Seu ofício é movediço: ouvir ensaios com escuta crítica; arquivar referências; organizar ou implodir narrativas; revelar contradições éticas, estéticas, políticas; agir como um estrangeiro da sala livre da anestesia da rotina. Às vezes a tarefa é coletiva, como no Grupo XIX; às vezes recai sobre uma pessoa só, incumbida de apontar quando o segundo ato esvazia ou quando uma imagem trai o discurso feminista que a companhia defende.
No Brasil, esse modo de pensar irrompe com força nos anos 1990, embalado pela redemocratização e pelo surgimento de coletivos que queriam romper estruturas engessadas. O dramaturgismo passou a confundir-se com a própria ética do fazer: como representar dor sem explorá-la? Como exibir diversidade sem caricaturar? Como converter vulnerabilidade em potência estética? Perguntas que não cabem num roteiro, mas que definem toda uma criação.
Talvez por isso, em tempos de algoritmos que enxugam a complexidade em slogans, pensar dramaturgicamente seja ato de resistência. O dramaturgismo nos obriga a mergulhar fundo, a ouvir silêncios, a nomear ruídos, a reconhecer contradições.
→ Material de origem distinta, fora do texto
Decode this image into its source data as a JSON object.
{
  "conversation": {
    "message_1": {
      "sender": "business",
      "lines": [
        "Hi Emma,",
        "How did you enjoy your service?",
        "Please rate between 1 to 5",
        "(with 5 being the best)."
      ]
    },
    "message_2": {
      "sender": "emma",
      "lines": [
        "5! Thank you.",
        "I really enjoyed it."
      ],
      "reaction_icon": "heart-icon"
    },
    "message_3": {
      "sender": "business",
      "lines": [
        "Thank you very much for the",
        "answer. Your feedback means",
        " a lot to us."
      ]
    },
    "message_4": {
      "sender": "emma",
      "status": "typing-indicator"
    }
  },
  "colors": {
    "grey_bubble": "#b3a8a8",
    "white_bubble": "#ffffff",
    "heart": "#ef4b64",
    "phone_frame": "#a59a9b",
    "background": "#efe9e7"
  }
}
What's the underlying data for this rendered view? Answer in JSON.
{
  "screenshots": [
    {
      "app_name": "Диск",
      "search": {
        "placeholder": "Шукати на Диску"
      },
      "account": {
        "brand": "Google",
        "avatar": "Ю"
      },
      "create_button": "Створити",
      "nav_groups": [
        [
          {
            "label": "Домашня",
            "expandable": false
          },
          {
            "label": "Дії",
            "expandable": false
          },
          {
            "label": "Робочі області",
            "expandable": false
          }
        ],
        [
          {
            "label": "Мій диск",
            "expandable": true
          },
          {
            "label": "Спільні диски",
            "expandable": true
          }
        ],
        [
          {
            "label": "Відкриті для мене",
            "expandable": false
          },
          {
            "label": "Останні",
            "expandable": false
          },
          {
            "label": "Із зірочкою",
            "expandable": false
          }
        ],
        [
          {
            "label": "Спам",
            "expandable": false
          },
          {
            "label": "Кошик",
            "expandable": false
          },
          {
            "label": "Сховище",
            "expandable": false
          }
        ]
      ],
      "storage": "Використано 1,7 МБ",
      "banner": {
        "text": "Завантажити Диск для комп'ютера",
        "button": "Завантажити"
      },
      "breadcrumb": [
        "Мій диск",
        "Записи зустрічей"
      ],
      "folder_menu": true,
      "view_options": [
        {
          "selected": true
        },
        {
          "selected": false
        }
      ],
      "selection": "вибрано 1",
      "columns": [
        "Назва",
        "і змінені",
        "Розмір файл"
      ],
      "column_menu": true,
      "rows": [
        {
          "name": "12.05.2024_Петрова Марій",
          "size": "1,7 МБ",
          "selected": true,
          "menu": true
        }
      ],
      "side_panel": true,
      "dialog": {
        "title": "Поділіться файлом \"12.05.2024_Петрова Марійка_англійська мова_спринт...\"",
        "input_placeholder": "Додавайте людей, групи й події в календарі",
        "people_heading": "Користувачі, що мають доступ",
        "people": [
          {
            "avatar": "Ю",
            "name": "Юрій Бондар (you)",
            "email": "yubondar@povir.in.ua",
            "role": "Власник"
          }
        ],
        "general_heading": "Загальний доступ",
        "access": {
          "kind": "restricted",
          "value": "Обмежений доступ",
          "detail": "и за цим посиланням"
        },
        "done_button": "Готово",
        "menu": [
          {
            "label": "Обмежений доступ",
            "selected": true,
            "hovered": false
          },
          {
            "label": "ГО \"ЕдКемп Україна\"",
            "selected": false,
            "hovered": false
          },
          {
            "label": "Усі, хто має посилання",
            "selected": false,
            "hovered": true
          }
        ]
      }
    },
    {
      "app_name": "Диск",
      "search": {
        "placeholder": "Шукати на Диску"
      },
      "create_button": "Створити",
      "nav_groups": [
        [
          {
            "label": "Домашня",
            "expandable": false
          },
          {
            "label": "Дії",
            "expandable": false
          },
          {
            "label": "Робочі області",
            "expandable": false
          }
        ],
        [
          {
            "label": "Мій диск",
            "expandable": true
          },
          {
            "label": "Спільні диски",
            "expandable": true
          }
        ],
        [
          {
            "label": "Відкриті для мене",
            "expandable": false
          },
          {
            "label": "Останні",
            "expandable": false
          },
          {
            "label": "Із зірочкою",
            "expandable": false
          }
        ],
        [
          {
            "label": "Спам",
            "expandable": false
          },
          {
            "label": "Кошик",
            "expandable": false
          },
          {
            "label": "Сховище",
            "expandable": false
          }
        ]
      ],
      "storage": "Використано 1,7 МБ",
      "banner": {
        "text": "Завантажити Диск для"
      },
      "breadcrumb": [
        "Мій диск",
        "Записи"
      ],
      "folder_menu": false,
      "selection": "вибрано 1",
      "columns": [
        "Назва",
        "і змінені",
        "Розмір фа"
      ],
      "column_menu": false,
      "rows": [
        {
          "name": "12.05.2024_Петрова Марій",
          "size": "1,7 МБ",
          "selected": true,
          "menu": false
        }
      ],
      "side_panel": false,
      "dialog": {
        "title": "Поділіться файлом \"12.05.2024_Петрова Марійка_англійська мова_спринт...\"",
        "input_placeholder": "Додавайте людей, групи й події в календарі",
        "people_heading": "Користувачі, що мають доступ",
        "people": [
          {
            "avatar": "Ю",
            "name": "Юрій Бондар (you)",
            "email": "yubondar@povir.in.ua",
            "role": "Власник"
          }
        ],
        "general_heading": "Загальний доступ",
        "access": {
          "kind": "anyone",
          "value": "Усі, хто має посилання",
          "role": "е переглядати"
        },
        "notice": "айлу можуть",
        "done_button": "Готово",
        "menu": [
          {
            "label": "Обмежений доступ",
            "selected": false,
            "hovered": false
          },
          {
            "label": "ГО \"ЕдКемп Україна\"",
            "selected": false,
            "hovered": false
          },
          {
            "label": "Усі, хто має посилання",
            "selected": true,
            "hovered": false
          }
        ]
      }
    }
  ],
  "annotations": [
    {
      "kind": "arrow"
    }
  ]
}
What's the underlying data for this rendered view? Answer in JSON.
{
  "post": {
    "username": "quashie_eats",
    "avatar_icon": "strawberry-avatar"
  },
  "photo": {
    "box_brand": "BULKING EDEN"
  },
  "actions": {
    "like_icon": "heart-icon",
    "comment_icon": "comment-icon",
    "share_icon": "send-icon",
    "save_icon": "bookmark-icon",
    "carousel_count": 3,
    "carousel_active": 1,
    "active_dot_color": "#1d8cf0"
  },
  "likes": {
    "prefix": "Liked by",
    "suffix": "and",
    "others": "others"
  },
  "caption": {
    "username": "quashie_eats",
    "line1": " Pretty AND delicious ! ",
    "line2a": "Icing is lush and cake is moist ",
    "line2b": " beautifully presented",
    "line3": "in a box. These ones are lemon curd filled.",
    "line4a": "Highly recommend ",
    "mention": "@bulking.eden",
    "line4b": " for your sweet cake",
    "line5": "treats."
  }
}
É, simultaneamente, forma e crítica, ferramenta e questionamento.
Volto, então, ao lugar de onde parti: aquela mesa de trabalho na SP Escola de Teatro onde contrato professores, redijo convênios, calibro orçamentos, acolho ideias. Sim, o dramaturgista também firma contratos e negocia patrocínios – porque a coerência entre discurso e estrutura financeira é, ela mesma, questão dramatúrgica. No modelo alemão, chama-se Intendente. Entre nós, é apenas alguém que recusa a separação entre arte, política e administração.
Se a dramaturgia escreve, o dramaturgismo interroga. Importa menos o que contamos do que aquilo que decidimos calar. Importa como a forma diz tanto quanto o conteúdo. Importa quem ocupa o centro e quem permanece à margem. O teatro continua sendo um território de disputa de sentidos, e o futuro da cena talvez não dependa das tecnologias que acenam, mas da velha pergunta que o dramaturgista insiste em refazer: “o que estamos dizendo com isto?”. Quando a resposta nasce de pensamento crítico, generoso e inquieto, a arte deixa de ser ornamento e volta a ser necessidade. E, nesse instante, ainda que nenhum aplauso nos alcance, temos a chance de reinventar o mundo.
Então, se ao sair do teatro você sentir não apenas o aplauso nas mãos, mas um formigamento crítico na nuca, saiba: há um dramaturgista sorrindo no escuro.